The second phone interview is with a Descartes employee who is working at a job similar to what you’re interviewing for. I was interviewing to be a satellite data analyst, so that’s what the guy I talked to did all day.

To set up this interview, a whole other “human resources” person starts emailing you, separate from the human resources person who handled your first interview. Is all that personnel really necessary? Seems like overkill.

I thought my hour-long interview went really well. It actually only lasted for 50 minutes or so, and it seemed to go fast. First, we spent about 10 minutes – yet again! – talking about my resume. Okay…

Then, he asked me what they referred to as “high-level reasoning questions and problem solving.” Except they weren’t all that high-level, and as it so happened, the first set of questions were directly related to my Ph.D. research. The second set of questions was directly related to my master’s research. I thought I had it all in the bag.

The Ph.D.-related questions were about satellites and water. The question was: if you’re trying to study lakes and dams in a cloudy area, where the lakes will often be hidden from satellites, what can you do? The answer is: use radar satellites. At first, my brain felt a little stunned at the sheer audacity of being asked a question and having to answer on demand, but then it came to me … after all, my second Ph.D. paper was literally based around those techniques!

There was a follow-up question that revolved around … what if you also have discharge gauges upstream and downstream of the dam, how would you use those? Well, in my Ph.D. work, I also mixed discharge data with data gathered from satellites, so my mind is used to thinking along those lines. I thought I gave a decent answer.

The master’s-related questions had to do with: what if an insurance company asks you to create a map of which properties in a city are most likely to be flooded. And they want you to figure it out based on areas that flooded in the past. Well, it struck me all of a sudden you’d want to use a spatial correlation. Yes, indeed, that was what my master’s work was about. My interviewer, at this point, while I enthusiastically waxed on and on about spatial correlations and autocorrelations and digital elevation maps, went a little silent. Did I say something wrong? I have no idea. All I know is that he had the sound of a bratty frat guy, and my conclusion was that he was miffed that a woman was answering the questions correctly. Like, how dare you? I like that conclusion better than me having said something wrong.

Any case, he got over that tongue-tied stage and ended the interview with a lot of “great, great,” “awesome,” etc etc, and then his final overture was to tell me how at the Santa Fe office, they get free and amazing lunches cooked in the company kitchen every single day! Yes, honey, your tech-bro-ness is showing.

And that was that. Like a week later, I got a super-prissy email from them, and this was the subject line:

“Thanks for your interest in Descartes Labs, Mejs”

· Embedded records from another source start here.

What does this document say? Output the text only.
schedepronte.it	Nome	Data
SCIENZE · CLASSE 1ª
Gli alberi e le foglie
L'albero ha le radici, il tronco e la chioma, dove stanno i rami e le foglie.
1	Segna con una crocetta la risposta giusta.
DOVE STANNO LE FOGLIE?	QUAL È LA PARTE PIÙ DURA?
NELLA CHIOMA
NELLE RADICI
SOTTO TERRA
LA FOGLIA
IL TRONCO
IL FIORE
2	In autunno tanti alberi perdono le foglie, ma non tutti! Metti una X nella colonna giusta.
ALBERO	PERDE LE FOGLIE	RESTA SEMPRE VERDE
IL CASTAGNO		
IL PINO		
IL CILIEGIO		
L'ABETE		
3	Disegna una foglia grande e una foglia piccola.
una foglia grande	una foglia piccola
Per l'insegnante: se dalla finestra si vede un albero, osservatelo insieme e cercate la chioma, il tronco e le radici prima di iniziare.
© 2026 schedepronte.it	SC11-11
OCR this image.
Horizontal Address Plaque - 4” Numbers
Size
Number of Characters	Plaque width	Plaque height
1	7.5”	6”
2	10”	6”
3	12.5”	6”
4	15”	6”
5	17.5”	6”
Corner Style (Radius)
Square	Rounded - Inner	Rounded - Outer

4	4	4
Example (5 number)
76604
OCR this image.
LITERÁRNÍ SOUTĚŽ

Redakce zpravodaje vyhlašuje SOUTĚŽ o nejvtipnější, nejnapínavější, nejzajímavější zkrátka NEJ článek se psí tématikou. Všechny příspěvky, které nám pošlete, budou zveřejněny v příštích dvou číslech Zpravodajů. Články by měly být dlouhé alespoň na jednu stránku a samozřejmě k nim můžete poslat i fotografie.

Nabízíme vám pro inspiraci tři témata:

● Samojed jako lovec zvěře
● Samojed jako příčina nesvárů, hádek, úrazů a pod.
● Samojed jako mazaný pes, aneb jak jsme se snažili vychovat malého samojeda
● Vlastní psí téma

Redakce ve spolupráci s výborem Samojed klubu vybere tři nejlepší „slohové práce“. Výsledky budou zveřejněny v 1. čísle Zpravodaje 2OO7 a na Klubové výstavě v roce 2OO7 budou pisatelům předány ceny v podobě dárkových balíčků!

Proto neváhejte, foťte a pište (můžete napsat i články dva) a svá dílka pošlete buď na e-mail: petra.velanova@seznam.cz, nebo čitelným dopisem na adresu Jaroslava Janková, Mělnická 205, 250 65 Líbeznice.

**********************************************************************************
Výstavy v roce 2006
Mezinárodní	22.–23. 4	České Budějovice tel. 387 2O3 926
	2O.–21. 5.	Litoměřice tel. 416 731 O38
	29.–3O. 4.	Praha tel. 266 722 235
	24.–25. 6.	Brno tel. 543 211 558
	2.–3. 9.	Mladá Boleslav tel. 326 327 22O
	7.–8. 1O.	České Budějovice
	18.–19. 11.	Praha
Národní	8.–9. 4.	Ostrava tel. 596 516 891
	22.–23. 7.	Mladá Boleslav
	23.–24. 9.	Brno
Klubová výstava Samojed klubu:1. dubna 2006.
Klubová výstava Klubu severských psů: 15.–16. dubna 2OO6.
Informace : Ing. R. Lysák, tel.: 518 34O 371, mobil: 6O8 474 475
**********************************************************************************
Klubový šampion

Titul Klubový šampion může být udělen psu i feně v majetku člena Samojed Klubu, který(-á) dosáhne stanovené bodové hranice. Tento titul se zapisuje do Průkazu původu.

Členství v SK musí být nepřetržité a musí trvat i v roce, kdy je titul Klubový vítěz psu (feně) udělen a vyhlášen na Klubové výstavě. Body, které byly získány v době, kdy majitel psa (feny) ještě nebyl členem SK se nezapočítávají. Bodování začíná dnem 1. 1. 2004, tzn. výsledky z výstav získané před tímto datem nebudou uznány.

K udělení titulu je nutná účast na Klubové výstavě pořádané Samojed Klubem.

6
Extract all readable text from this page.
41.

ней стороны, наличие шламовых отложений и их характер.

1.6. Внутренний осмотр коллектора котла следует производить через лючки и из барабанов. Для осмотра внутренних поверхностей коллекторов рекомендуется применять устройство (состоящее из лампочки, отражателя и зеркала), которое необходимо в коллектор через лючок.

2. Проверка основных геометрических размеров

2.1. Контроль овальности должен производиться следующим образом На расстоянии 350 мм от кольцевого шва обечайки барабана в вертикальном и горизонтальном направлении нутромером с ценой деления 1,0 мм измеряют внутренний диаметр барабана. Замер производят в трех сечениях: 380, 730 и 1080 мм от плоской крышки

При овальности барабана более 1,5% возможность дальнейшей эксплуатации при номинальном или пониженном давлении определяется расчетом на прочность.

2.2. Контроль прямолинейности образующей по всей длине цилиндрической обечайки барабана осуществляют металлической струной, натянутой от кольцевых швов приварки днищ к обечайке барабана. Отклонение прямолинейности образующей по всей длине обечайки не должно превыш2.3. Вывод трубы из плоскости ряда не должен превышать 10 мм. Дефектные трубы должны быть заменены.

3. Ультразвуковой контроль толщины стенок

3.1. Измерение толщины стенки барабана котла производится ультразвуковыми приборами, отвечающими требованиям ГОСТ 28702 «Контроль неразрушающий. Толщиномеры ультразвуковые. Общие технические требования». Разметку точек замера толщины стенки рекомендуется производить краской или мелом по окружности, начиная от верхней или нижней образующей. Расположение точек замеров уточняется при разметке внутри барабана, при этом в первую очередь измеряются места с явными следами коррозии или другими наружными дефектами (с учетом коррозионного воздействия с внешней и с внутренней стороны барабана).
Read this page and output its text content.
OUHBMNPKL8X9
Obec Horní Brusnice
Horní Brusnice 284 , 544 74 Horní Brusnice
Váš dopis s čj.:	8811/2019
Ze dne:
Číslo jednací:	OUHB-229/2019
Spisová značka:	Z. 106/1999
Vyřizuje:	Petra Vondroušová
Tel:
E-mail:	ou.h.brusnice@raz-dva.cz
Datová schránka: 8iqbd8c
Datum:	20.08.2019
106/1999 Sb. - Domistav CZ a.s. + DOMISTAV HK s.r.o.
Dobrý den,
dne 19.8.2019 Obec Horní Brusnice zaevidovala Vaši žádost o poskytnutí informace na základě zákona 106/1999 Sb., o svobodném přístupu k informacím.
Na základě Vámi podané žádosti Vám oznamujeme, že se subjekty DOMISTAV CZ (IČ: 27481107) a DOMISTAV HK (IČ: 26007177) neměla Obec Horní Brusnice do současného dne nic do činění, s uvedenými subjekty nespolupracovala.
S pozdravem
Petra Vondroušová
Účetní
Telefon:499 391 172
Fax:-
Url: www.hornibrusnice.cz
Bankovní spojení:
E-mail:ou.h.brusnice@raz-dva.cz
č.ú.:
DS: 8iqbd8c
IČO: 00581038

That pretty much said it all. First of all, when you’re rejecting me, be kind enough not to appropriate my name into your fake-chummy email subject. Second, they decided to tell me in the email that “we’d like to keep your resume on file as our team continues to grow.” Oh, if I stacked up the number of times they told me they would “keep my resume on file,” the stack would reach the moon. First of all, honey, I only made it to stage 2 of your 4 interview stages. Do you really expect me to believe that you’re going to leave my resume on file or ever consider it again, stacked against all the people who made it to stage 3 and stage 4? No, I don’t believe it!

Which brings me now to …

Step 3

In a hypothetical stage 3, you have to take a test online to show you know the Python programming language really well. Well, at least I don’t have to study up and refresh myself now!

Step 4 –

You’re finally considered illustrious enough to merit an on-site interview. They fly you out to Santa Fe, I suppose, and I daresay you’ll get to try to their “oh my God, it’s so good” tech-bro free lunches while you’re there.